Micronは火曜日、DRAM向けの新しい1α製造プロセスを発表しました。当初はDDR4とLPDDR4メモリの製造にこのプロセスを採用しますが、将来的には同社のDRAM全種類の製造に採用される予定です。この製造技術はDRAMの密度を目に見える形で向上させ、コストを削減することを約束していますが、同社はDRAMの微細化が極めて困難になりつつあると警告しています。
新しいDRAMのための新しい技術
さらに、この技術は、性能向上に加え、消費電力が15%低減されると言われています。Micronの1αノードの重要な特徴の一つは、前世代品と比較してビット密度が40%向上したうち、約10%がDRAMの設計効率によるものであることです。これは、リソグラフィの改善だけではDRAMの製造コストを削減できないことを示しています。Micronの1αノードは、前世代品と同様に6F2ビットライン設計を引き続き採用しています。しかしながら、同社は最新の製造プロセスを用いてDRAMを小型化するために、数々の革新的技術を導入してきました。

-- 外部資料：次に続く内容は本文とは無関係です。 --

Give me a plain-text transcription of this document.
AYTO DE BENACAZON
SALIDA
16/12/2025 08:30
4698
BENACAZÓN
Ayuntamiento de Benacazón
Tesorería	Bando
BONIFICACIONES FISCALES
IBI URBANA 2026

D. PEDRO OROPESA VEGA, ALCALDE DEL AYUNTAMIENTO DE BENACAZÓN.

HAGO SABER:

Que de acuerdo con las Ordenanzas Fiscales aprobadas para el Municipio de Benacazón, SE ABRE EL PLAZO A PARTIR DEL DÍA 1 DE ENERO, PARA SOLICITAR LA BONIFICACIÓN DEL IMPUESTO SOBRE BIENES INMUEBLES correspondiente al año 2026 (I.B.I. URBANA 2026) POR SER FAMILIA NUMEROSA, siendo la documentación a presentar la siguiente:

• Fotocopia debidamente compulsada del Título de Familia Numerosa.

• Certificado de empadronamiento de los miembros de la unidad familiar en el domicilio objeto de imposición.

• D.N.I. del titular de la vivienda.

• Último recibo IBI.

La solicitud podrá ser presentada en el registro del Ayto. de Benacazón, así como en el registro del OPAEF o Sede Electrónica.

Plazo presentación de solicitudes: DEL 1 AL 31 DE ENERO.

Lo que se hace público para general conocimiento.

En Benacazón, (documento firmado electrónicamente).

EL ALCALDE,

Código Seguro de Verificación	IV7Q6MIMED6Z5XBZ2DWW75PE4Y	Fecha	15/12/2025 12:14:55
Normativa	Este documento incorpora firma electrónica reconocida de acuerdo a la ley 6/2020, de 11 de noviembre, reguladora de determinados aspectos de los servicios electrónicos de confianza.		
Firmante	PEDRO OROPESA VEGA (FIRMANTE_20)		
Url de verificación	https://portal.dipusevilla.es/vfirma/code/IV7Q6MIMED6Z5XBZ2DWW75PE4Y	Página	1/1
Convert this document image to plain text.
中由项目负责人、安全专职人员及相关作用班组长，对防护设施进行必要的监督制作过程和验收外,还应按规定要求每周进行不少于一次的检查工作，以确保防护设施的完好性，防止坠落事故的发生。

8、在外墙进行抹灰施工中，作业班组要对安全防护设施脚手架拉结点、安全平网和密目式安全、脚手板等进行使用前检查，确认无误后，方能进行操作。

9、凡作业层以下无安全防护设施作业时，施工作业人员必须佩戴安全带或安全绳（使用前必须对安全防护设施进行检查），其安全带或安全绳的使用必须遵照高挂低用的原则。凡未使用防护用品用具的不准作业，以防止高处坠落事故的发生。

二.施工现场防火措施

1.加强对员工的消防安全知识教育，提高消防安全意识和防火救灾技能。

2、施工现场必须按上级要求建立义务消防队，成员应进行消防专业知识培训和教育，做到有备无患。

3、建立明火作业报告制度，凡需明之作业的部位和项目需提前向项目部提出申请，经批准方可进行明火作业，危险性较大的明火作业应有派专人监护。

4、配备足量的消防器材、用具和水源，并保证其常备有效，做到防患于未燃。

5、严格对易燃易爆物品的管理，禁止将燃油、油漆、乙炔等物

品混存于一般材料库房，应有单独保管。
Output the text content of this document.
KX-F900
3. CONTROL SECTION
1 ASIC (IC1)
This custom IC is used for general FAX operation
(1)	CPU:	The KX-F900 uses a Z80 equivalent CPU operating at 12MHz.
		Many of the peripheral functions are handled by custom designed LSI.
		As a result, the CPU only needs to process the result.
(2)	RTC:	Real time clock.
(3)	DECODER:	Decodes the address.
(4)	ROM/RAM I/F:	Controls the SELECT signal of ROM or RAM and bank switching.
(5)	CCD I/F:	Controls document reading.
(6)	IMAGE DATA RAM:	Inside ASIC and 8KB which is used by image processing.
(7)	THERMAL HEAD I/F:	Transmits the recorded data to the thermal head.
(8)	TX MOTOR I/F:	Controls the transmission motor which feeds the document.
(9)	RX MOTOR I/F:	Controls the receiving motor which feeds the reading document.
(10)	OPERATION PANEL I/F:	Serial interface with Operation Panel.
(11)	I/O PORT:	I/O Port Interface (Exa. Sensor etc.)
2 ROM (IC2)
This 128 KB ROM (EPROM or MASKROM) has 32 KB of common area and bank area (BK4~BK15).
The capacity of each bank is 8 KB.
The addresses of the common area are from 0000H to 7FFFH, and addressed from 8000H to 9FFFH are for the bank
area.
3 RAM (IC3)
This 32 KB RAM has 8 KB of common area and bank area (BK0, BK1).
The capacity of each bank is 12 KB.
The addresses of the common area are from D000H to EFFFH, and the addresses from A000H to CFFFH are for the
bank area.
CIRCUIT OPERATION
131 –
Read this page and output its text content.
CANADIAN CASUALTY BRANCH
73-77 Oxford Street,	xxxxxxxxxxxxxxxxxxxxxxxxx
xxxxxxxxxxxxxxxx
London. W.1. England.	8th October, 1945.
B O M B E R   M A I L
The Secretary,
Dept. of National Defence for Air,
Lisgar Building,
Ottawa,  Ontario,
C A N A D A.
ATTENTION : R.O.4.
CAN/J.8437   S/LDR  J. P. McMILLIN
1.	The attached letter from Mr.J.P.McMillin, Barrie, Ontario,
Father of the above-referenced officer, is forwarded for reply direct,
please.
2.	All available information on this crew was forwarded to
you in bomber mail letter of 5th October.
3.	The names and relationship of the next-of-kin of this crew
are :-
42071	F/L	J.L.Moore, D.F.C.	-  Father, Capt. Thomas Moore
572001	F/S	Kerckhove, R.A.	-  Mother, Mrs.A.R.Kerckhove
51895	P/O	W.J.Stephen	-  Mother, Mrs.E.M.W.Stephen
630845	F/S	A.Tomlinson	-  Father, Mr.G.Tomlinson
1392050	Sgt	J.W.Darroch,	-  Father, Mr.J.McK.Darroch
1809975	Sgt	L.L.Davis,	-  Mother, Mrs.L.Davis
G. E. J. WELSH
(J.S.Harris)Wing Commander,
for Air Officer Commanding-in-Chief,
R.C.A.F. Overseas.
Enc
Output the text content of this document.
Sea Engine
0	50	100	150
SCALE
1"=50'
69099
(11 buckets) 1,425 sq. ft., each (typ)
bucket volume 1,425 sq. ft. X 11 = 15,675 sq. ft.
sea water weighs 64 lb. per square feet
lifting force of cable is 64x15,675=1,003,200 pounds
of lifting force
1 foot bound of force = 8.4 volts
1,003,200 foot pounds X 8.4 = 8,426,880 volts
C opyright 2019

「1アルファビット密度の大幅な向上は、プロセス技術の向上と、設計の改善によるアレイ効率の大幅な向上の組み合わせによってもたらされました」と、マイクロンのDRAMプロセス統合担当バイスプレジデントであるThy Tran氏は述べています。「アレイ効率だけでも、設計の改善の約10%を占めています。さらに、プロセス技術も大幅に向上しました。これを実現するには、ビットラインとワードラインのピッチを大幅に縮小する必要がありました。いわばグリッドを縮小するのです。そのために、私たちはこれまで以上に積極的に新プロセスを導入しました。あらゆる面で最新かつ最高の技術を取り入れています。新材料(より優れた導体、より優れた絶縁体)、そしてそれらの材料を堆積、改質、あるいは選択的に除去(エッチング)するための新しい装置です。ピッチの縮小は、セルコンデンサのスケーリングをさらに加速させ、構造的および電気的要件を満たすための革新を必要としました。さらに、パターン化された層同士のアライメントを向上させるための高度なツールと革新的な技術も導入しました。」
新技術の開拓は主にアイダホ州ボイジーにあるマイクロンの本社で行われました。しかし、プロセス開発と製造立ち上げには、米国、台湾、日本の間で緊密に連携する多数のグローバルチームが関与しました。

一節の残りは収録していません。